With section one of the Local Property Act ruling out the inclusion of lands and gardens above one acre in the calculation of the new levy, mansion-dwelling property developers Sean Mulryan and Michael O'Flynn – both of whose companies still owe hundreds of millions to Nama (although these loans are understood to be performing) – will be left to enjoy the benefit of the vast spaces surrounding their sprawling homes in Kildare and Cork, free from any concern that it is driving up their tax bills.
While Mr Mulryan's Ardenode Stud and Mr O'Flynn's Kilcrea mansion will still end up being hit with the higher 0.25 per cent tax which will be applied to properties valued at more €1m, both men can console themselves with the knowledge that this increased rate will only be levied on the portion above the €1m mark.
Another high-profile individual who stands to benefit from the provisions of section one of the Local Property Tax Act is embattled beef baron Larry Goodman's son, Laurence Goodman Jr.
Currently in the process of building his 10,800 sq ft mansion next to his father's own palatial home in Castlebellingham, Co Louth, Mr Goodman Jr – who works in his family's meat-processing empire – will enjoy the amenity of eight acres adorned with their own specially created ornamental gardens, six new oak trees and 36 new lime trees.
Minister for Health James Reilly will be pleased with the property tax's one-acre rule too, given the sheer extent of the lands surrounding his period pile in Moneygall, Co Offaly.
Loughton House – which already qualifies for tax breaks designed to assist the owners of heritage properties with their upkeep – sits on no less than 150 acres.
Across the floor of Dail Eireann and within the ranks of independent TDs, controversial former minister Michael Lowry has extensive lands surrounding his home in Holycross, just outside the town of Thurles in Co Tipperary.
While the erstwhile Fine Gael deputy recently installed a walled garden that any member of Ireland's one-time landed gentry would have been proud of, his home is perhaps best known for the €395,107 extension, which was paid for by Dunnes Stores but was treated in that company's accounts as payment for work at Dublin's Ilac Centre.

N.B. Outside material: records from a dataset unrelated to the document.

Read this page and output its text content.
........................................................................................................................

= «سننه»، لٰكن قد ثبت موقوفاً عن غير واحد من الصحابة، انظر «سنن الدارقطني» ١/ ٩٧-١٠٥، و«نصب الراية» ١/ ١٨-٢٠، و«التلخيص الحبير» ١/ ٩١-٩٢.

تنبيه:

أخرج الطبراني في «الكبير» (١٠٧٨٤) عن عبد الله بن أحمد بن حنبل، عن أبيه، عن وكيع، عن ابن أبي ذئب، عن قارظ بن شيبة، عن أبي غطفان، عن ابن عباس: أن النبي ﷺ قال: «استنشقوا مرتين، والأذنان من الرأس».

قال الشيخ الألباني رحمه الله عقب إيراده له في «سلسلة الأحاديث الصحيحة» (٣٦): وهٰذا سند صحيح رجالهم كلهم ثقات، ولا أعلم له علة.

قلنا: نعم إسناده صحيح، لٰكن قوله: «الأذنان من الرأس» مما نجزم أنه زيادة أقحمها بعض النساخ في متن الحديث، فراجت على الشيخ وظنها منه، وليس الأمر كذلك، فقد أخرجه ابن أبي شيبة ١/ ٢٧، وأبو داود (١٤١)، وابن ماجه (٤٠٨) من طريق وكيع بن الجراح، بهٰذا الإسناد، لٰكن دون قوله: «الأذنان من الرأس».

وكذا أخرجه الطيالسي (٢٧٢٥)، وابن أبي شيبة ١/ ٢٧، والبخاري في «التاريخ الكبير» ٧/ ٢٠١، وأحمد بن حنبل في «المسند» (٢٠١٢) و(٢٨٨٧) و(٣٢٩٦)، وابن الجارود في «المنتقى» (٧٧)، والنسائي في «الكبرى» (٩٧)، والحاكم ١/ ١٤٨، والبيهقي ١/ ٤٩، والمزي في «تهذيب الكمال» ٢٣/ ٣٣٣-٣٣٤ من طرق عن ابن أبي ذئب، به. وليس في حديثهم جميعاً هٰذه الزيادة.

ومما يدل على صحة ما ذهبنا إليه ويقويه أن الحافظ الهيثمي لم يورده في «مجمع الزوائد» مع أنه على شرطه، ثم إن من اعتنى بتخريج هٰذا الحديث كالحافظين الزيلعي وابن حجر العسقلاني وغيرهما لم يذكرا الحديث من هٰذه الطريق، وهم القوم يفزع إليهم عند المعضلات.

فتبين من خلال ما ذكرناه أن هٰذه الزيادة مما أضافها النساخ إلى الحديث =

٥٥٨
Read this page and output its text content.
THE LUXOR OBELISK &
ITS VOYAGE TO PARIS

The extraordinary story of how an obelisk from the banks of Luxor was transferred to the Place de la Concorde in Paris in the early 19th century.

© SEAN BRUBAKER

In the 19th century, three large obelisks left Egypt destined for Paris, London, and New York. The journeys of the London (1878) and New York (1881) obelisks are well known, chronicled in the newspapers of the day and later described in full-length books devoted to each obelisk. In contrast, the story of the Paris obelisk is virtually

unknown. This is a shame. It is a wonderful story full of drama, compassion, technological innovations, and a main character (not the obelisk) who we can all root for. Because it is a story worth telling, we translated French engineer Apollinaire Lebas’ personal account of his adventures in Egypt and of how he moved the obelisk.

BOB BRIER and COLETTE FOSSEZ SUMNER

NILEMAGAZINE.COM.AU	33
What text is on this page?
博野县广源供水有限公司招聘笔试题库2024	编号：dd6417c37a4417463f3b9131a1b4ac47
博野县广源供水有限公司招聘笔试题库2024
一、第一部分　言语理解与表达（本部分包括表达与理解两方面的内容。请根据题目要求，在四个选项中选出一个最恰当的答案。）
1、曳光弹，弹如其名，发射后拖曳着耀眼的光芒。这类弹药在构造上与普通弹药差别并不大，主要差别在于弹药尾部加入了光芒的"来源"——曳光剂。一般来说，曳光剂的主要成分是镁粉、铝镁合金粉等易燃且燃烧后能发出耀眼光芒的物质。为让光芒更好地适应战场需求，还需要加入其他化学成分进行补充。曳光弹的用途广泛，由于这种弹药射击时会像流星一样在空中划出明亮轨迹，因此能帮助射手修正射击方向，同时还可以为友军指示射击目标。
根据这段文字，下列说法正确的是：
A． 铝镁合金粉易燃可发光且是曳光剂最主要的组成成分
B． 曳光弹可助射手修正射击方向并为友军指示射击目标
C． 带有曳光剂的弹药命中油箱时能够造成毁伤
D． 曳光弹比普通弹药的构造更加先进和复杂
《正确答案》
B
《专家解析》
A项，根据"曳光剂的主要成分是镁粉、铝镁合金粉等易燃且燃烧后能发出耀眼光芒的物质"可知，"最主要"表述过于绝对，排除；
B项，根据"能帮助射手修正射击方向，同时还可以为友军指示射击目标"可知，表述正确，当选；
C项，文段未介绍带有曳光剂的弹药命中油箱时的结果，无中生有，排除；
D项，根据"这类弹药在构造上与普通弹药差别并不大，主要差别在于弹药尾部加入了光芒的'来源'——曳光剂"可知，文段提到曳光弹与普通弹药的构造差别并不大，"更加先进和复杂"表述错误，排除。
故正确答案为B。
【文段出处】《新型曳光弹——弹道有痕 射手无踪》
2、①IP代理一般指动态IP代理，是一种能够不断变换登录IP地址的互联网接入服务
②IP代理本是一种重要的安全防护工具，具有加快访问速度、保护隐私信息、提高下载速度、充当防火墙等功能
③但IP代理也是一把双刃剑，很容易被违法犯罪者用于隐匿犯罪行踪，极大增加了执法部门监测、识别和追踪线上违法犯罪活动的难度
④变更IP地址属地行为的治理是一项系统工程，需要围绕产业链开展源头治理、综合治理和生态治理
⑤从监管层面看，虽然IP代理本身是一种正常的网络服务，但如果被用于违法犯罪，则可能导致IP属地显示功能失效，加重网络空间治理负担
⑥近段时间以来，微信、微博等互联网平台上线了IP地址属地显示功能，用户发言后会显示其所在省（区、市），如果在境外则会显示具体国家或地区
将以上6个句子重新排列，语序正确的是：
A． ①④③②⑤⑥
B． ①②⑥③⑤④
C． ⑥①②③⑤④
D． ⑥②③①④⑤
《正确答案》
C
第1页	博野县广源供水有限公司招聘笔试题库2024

Perhaps as he walks the paths around his home, Mr Lowry will take the time to appreciate the sentiments expressed by Taoiseach Enda Kenny in the Dail last week.
Responding to criticism of the section-one exemption from People Before Profit TD Richard Boyd Barrett, Mr Kenny said: "The deputy is entitled, given that Ireland is a country in which there is plenty of land to have the space to stand outside his house and look back to see if it's been painted properly."